Matías Jara

Personal information
- Full name: Matías Maximiliano Jara
- Date of birth: April 6, 1987 (age 37)
- Place of birth: Trelew, Argentina
- Height: 1.82 m (6 ft 0 in)
- Position(s): Forward

Youth career
- C.A.I.

Senior career*
- Years: Team / Apps / (Gls)
- 2005–2011: C.A.I. / 62 / (11)
- 2005: → Deportivo Madryn (loan) / 0 / (0)
- 2009: → Godoy Cruz (loan) / 14 / (2)
- 2010: → Huachipato (loan) / 15 / (1)
- 2010–2011: → Chacarita Juniors (loan) / 19 / (2)
- 2011–2012: Guillermo Brown / 25 / (2)
- 2012: FC Dallas / 0 / (0)
- 2013: Central Córdoba SdE / 12 / (0)
- 2013–2014: Temperley / 32 / (2)
- 2016: Güemes / 8 / (1)
- 2017–2018: Sportsman [es] / 6 / (0)
- 2019: C.A.I. / 15 / (4)
- 2020–2021: Huracán de Comodoro / 10 / (8)
- 2022: Petroquímica / – / (–)
- 2024: Florentino Ameghino / – / (–)

= Matías Jara =

Argentine footballer

Matías Maximiliano Jara (born April 6, 1987, in Buenos Aires) is an Argentine former professional footballer who played as a forward.

== Career ==
Jara started playing for Comisión de Actividades Infantiles (C.A.I.), a team from the southern city of Comodoro Rivadavia, and Deportivo Madryn. He was an important part of the team that avoided relegation from the Primera B Nacional (second division) during the 2007–08 season after defeating Patronato in the relegation playoff. Jara scored two goals in the second game to secure the 5–1 overall victory.

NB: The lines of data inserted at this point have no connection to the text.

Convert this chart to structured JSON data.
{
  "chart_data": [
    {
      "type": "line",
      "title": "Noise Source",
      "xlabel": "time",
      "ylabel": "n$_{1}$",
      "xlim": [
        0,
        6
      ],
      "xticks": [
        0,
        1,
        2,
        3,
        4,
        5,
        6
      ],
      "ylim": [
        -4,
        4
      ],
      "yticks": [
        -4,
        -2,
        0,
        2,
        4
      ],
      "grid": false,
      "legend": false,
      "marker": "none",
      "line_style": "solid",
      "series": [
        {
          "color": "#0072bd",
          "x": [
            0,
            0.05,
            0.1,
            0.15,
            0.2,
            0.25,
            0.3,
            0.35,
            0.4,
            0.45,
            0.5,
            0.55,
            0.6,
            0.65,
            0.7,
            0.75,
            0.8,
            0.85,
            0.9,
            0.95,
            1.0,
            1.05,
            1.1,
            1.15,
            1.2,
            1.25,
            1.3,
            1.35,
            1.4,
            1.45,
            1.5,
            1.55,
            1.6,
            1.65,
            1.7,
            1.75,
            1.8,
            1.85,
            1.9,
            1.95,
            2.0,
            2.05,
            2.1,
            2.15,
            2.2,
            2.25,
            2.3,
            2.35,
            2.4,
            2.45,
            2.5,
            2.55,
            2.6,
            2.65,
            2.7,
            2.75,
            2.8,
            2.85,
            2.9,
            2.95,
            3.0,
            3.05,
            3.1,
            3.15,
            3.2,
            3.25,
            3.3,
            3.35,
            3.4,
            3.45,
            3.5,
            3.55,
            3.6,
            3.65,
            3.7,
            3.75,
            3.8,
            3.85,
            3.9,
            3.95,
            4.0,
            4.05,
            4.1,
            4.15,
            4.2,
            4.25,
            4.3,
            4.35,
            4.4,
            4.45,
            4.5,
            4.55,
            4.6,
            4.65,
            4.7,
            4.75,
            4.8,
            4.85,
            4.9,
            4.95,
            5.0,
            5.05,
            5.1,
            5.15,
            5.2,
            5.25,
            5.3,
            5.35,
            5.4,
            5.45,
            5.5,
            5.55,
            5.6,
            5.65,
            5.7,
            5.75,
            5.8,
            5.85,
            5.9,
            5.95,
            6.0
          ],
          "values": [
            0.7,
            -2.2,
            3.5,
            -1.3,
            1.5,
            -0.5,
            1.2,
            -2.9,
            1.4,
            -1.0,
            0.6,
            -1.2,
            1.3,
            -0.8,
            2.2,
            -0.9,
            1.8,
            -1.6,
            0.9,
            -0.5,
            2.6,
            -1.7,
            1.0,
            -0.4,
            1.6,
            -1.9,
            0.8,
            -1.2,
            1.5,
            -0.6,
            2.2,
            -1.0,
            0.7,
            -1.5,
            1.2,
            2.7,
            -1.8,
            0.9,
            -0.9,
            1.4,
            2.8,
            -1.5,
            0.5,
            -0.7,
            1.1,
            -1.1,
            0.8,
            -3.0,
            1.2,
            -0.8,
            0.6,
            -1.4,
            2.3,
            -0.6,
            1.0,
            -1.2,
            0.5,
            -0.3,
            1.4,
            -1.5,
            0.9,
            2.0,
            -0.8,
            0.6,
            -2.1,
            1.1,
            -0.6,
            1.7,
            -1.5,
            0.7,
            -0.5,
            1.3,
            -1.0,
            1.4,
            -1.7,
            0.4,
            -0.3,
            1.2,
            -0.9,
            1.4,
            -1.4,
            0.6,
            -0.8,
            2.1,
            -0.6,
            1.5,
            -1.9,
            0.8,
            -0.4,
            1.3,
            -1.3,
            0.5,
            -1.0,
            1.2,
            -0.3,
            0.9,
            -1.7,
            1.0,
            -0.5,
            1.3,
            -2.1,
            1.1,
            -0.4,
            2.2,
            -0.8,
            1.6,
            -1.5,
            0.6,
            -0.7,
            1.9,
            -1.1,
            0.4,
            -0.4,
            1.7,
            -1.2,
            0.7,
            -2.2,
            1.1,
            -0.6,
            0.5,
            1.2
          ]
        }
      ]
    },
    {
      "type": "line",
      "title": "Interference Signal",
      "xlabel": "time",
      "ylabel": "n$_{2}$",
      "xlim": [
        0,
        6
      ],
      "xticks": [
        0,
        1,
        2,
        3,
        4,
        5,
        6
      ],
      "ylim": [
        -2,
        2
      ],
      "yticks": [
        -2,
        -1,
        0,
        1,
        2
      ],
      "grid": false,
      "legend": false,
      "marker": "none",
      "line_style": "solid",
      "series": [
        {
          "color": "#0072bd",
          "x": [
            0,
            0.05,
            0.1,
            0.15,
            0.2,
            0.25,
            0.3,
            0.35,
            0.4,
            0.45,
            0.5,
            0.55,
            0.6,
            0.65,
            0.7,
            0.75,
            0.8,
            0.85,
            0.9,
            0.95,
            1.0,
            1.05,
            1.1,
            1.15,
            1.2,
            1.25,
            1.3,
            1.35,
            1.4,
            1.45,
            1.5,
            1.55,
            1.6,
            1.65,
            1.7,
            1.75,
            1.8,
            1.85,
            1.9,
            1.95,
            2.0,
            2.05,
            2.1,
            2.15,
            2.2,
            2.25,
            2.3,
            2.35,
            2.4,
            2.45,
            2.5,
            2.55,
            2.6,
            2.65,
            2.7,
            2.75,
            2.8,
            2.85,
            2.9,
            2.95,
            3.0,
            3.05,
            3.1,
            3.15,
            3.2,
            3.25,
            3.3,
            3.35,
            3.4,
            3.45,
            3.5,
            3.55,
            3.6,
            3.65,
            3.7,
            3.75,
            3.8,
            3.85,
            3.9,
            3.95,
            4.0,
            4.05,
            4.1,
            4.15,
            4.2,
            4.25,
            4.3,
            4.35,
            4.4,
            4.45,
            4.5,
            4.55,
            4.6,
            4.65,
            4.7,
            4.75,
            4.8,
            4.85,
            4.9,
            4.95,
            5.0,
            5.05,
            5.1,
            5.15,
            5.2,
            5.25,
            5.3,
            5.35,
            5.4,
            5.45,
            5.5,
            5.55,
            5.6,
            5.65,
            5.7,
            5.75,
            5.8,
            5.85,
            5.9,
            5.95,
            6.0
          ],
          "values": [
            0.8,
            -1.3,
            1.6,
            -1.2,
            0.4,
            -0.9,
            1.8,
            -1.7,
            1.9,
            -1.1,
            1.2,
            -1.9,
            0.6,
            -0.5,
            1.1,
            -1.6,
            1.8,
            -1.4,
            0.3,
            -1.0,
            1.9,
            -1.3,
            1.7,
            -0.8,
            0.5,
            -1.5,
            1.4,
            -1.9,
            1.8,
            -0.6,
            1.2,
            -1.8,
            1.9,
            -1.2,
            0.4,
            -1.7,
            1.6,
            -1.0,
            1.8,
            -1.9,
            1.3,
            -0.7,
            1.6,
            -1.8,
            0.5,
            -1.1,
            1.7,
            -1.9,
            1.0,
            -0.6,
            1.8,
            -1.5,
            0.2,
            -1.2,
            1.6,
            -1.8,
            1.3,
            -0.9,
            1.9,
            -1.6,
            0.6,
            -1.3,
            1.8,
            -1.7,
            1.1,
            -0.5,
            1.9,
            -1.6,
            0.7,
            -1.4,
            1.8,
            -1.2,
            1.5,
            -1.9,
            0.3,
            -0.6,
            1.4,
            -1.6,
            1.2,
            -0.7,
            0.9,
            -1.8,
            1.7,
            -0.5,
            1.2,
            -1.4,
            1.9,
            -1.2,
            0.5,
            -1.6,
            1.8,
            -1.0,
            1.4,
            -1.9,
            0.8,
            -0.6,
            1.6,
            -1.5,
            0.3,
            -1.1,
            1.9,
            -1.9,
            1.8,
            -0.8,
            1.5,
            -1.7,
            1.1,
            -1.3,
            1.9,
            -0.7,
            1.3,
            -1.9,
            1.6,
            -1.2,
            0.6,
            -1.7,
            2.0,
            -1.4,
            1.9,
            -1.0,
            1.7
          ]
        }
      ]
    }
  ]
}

Jara joined Godoy Cruz in the Argentine First Division for the 2009-10 season. He scored the first goal of the Apertura tournament on Godoy Cruz' victory 2–0 over Gimnasia y Esgrima de La Plata. He also scored one goal and assisted in another in Godoy Cruz' historical 3–2 victory against Boca Juniors in the Bombonera stadium.

In January 2010 Jara joined Chilean side Huachipato. However, he returned to his home country in August of that same year, joining second division side Chacarita Juniors.

Jara signed with FC Dallas of Major League Soccer on August 7, 2012. However, he was released just three months later without making a first team appearance.

Back in Argentina, Jara played for Central Córdoba de Santiago del Estero, Güemes, Sportsman, C.A.I., Huracán de Comodoro Rivadavia and Petroquímica de Comodoro Rivadavia. In 2024, he played for Florentino Ameghino at amateur level.

== Personal life ==
His son, Tobías Agustín, is a football forward who has been with the youth teams of Estudiantes de La Plata, C.A.I. and Defensa y Justicia.